Naomi remit le message au début. L’homme sur l’écran revint à la vie.

— James Holden, ici Wallace Fitz. Je vous contacte depuis la station Saturne. Nous avons bien reçu votre demande d’aide, ainsi que votre rapport sur l’incident. Nous avons également capté votre émission accusant Mars d’avoir détruit le Canterbury. Une initiative pour le moins malavisée. Le représentant de Mars sur la station Saturne était dans mon bureau moins de cinq minutes après la diffusion de votre message, et la République martienne est très irritée par ce qu’elle voit comme des accusations de piraterie sans fondement la concernant.

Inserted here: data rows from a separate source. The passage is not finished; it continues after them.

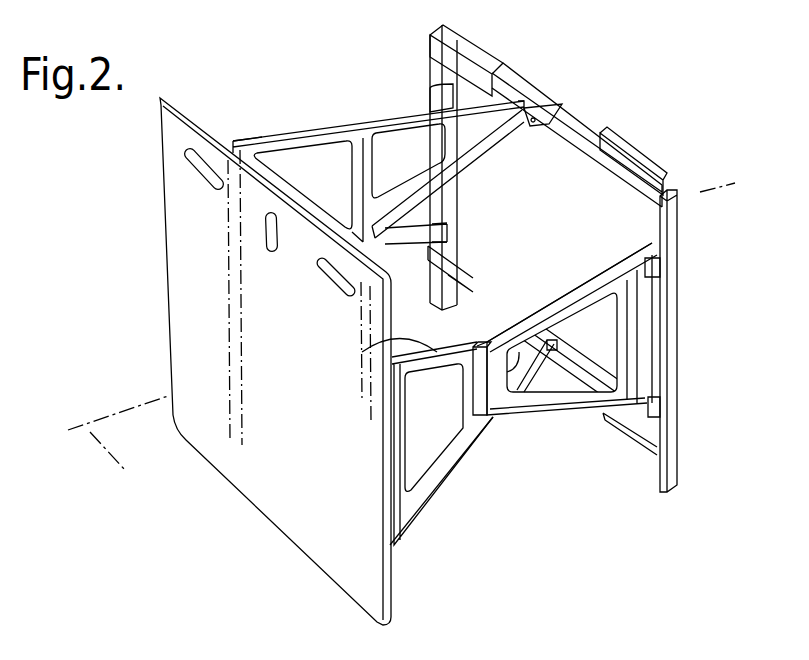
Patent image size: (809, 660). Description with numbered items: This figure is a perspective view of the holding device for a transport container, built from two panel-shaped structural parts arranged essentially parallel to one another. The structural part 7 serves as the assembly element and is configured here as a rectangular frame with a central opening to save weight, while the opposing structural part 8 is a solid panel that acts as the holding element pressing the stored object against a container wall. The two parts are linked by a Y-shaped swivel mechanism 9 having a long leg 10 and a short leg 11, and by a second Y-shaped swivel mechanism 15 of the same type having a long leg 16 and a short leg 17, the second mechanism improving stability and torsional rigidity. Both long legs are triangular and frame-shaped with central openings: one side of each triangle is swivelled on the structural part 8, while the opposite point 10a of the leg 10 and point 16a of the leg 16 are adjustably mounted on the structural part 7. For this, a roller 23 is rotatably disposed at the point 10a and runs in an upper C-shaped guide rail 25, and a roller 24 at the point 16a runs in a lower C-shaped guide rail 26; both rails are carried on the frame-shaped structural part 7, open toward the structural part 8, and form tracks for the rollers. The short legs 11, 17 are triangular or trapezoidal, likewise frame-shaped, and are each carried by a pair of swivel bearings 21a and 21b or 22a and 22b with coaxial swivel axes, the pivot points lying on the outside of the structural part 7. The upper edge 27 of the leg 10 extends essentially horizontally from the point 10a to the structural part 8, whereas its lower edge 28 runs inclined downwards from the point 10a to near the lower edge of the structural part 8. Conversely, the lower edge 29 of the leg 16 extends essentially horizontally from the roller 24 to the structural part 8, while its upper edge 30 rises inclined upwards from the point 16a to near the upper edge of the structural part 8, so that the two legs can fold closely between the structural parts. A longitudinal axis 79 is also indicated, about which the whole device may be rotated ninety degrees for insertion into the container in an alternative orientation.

The structural part 7 is at (675, 456).
The structural part 8 is at (168, 303).
The swivel mechanism 9 is at (358, 161).
The long leg 10 is at (253, 148).
The point of the triangle 10a is at (508, 100).
The short leg 11 is at (400, 140).
The second swivel mechanism 15 is at (565, 371).
The long leg 16 is at (443, 467).
The point of the triangle 16a is at (530, 352).
The short leg 17 is at (580, 407).
The swivel bearing 21a is at (430, 92).
The swivel bearing 21b is at (445, 217).
The swivel bearing 22a is at (656, 402).
The swivel bearing 22b is at (660, 256).
The roller 23 is at (535, 115).
The roller 24 is at (552, 350).
The guide rail 25 is at (575, 150).
The guide rail 26 is at (487, 297).
The upper edge 27 is at (285, 138).
The lower edge 28 is at (367, 232).
The lower edge 29 is at (410, 520).
The upper edge 30 is at (380, 346).
The longitudinal axis 79 is at (112, 462).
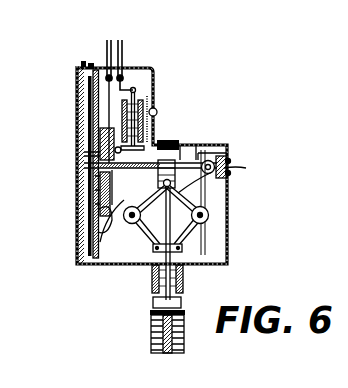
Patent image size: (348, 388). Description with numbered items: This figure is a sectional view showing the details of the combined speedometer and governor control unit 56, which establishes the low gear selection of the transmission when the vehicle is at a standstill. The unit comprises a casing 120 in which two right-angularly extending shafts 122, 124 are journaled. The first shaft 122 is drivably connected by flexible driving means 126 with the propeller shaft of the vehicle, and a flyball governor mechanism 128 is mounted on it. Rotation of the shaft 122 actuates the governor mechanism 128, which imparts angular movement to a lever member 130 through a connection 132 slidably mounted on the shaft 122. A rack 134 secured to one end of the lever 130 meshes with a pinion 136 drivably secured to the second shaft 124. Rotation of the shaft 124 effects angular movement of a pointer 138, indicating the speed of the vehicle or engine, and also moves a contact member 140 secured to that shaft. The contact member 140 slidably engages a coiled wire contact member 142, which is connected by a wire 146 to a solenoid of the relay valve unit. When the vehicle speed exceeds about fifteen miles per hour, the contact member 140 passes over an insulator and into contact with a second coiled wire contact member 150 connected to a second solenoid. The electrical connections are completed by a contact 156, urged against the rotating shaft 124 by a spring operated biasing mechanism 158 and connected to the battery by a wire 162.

The combined speedometer and governor control unit 56 is at (188, 136).
The casing 120 is at (232, 260).
The shaft 122 is at (172, 228).
The shaft 124 is at (82, 181).
The flexible driving means 126 is at (160, 350).
The flyball governor mechanism 128 is at (207, 212).
The lever member 130 is at (210, 146).
The connection 132 is at (230, 171).
The rack 134 is at (124, 202).
The pinion 136 is at (99, 232).
The pointer 138 is at (88, 116).
The contact member 140 is at (97, 129).
The coiled wire contact member 142 is at (80, 153).
The wire 146 is at (106, 52).
The second coiled wire contact member 150 is at (80, 201).
The contact 156 is at (165, 136).
The spring operated biasing mechanism 158 is at (154, 99).
The wire 162 is at (122, 53).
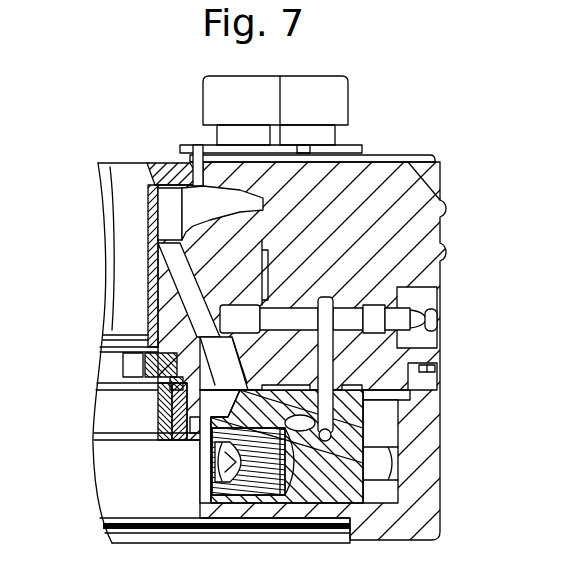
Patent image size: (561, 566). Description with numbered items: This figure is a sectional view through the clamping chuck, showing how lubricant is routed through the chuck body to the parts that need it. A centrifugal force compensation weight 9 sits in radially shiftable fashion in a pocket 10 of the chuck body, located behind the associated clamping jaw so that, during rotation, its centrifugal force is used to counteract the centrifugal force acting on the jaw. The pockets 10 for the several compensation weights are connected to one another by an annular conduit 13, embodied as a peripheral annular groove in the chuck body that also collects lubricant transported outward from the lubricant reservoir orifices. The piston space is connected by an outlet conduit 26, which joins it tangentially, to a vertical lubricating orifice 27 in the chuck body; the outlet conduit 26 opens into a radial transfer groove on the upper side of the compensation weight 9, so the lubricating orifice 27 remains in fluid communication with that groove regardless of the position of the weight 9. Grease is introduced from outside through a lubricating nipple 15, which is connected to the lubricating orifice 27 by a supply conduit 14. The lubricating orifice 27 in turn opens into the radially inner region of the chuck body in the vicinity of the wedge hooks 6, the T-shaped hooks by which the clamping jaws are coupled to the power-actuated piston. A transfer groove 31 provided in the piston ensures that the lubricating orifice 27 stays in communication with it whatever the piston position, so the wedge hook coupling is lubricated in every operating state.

The wedge hook 6 is at (200, 280).
The transfer groove 31 is at (230, 263).
The supply conduit 14 is at (347, 317).
The lubricating nipple 15 is at (427, 322).
The lubricating orifice 27 is at (325, 363).
The annular conduit 13 is at (430, 392).
The outlet conduit 26 is at (323, 413).
The centrifugal force compensation weight 9 is at (350, 460).
The pocket 10 is at (390, 487).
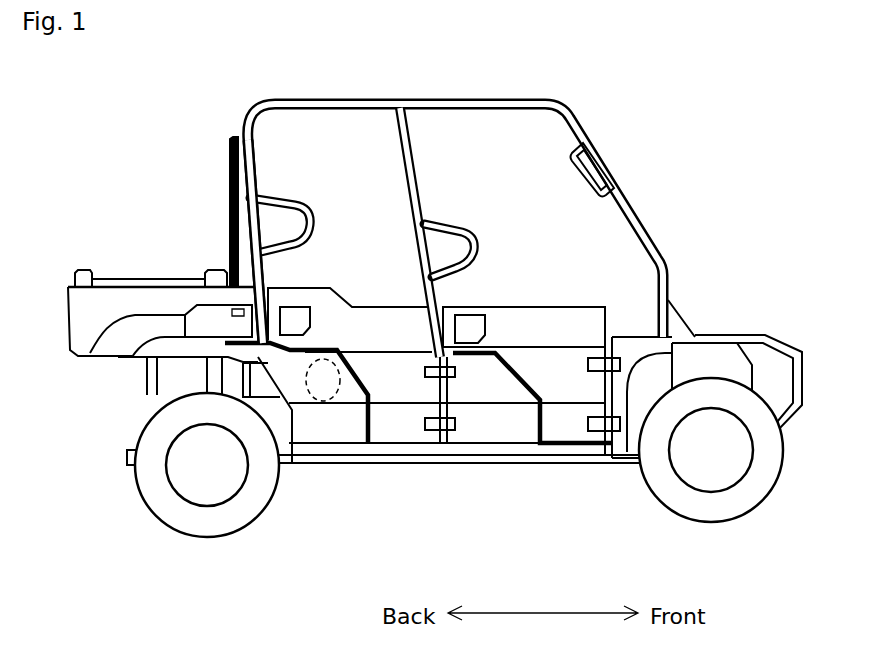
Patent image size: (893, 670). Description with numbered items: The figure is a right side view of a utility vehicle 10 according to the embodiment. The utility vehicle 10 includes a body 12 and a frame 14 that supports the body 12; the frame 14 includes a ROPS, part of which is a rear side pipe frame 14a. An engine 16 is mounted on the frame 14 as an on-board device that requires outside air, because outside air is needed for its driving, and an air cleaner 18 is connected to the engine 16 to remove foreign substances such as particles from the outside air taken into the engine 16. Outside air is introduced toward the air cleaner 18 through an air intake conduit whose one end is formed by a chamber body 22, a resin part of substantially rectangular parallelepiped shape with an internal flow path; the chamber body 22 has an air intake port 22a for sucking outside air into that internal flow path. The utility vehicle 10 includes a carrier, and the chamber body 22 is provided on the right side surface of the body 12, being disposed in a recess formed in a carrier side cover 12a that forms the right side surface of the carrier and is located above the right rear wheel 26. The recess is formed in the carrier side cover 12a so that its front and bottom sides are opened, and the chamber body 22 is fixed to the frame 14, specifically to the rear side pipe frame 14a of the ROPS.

The utility vehicle 10 is at (692, 225).
The body 12 is at (513, 432).
The carrier side cover 12a is at (121, 347).
The frame 14 is at (470, 461).
The rear side pipe frame 14a is at (247, 225).
The engine 16 is at (280, 440).
The air cleaner 18 is at (338, 397).
The chamber body 22 is at (250, 298).
The air intake port 22a is at (243, 293).
The right rear wheel 26 is at (222, 481).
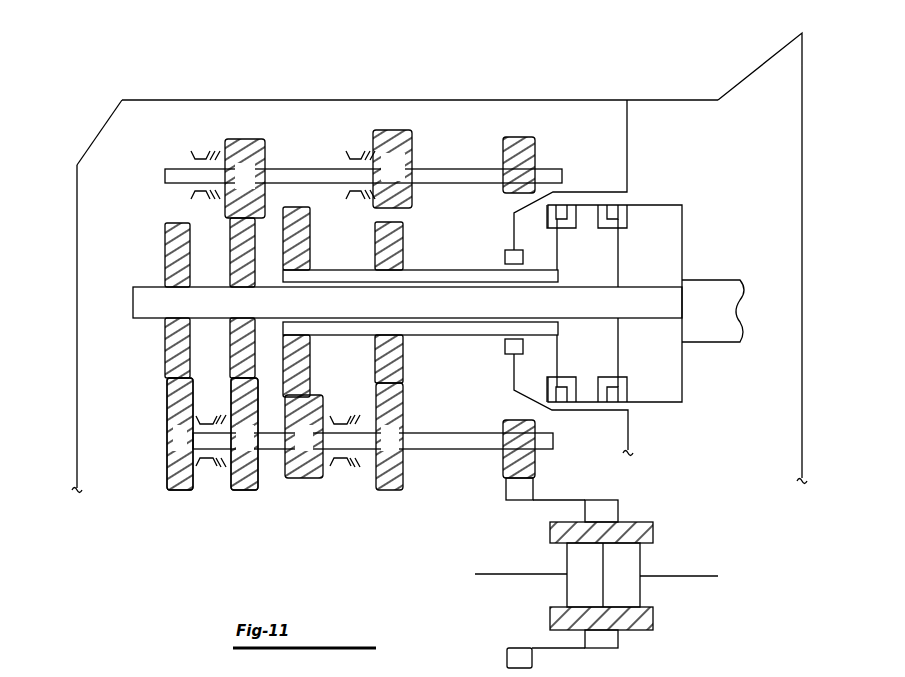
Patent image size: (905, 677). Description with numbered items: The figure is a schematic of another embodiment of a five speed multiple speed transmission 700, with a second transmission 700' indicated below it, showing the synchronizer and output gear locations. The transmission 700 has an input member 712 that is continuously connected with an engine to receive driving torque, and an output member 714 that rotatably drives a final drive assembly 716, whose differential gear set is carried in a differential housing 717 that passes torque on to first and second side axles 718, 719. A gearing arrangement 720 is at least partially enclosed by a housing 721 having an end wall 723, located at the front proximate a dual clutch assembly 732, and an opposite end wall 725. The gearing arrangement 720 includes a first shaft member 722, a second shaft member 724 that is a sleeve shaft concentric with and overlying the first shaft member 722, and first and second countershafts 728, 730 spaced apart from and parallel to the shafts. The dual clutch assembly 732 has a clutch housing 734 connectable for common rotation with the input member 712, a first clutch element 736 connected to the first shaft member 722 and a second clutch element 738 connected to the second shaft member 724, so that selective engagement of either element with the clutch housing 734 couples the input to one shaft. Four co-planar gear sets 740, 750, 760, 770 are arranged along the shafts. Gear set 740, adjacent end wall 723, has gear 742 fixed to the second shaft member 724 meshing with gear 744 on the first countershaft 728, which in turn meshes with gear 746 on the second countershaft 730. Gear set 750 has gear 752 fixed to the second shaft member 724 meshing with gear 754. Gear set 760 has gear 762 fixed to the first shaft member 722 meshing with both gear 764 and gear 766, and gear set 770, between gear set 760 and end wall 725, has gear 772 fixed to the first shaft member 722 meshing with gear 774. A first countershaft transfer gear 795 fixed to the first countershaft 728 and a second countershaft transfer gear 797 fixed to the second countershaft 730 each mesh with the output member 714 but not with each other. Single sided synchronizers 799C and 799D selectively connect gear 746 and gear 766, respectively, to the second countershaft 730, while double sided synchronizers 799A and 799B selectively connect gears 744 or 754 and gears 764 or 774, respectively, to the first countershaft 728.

“Afin d’enquêter sur cette affaire, et d’aider à découvrir qui sont les véritables coupables, s’il y en a, la Flotte martienne envoie un de ses vaisseaux stationnés dans le système de Jupiter pour vous récupérer. Le Donnager. P et K vous transmet les ordres suivants : vous allez vous diriger à vitesse maximale vers le système de Jupiter. Vous coopérerez pleinement et suivrez à la lettre les instructions que vous donnera le Donnager ou tout officier de la Flotte de la République martienne. Vous aiderez de votre mieux la FRM dans son enquête concernant la destruction du Canterbury. Vous vous abstiendrez de tout message, hormis à notre adresse ou à l’adresse du Donnager.

“Si vous contreveniez aux instructions émanant de la compagnie ou du gouvernement de Mars, votre contrat avec P et K deviendrait automatiquement caduc et en conséquence vous vous retrouveriez illégalement en possession d’une navette de P et K. Nous vous poursuivrions alors selon les lois en vigueur.

“Wallace Fitz. Terminé.

La mine sombre, Holden fixa du regard l’écran un moment encore, puis il secoua la tête.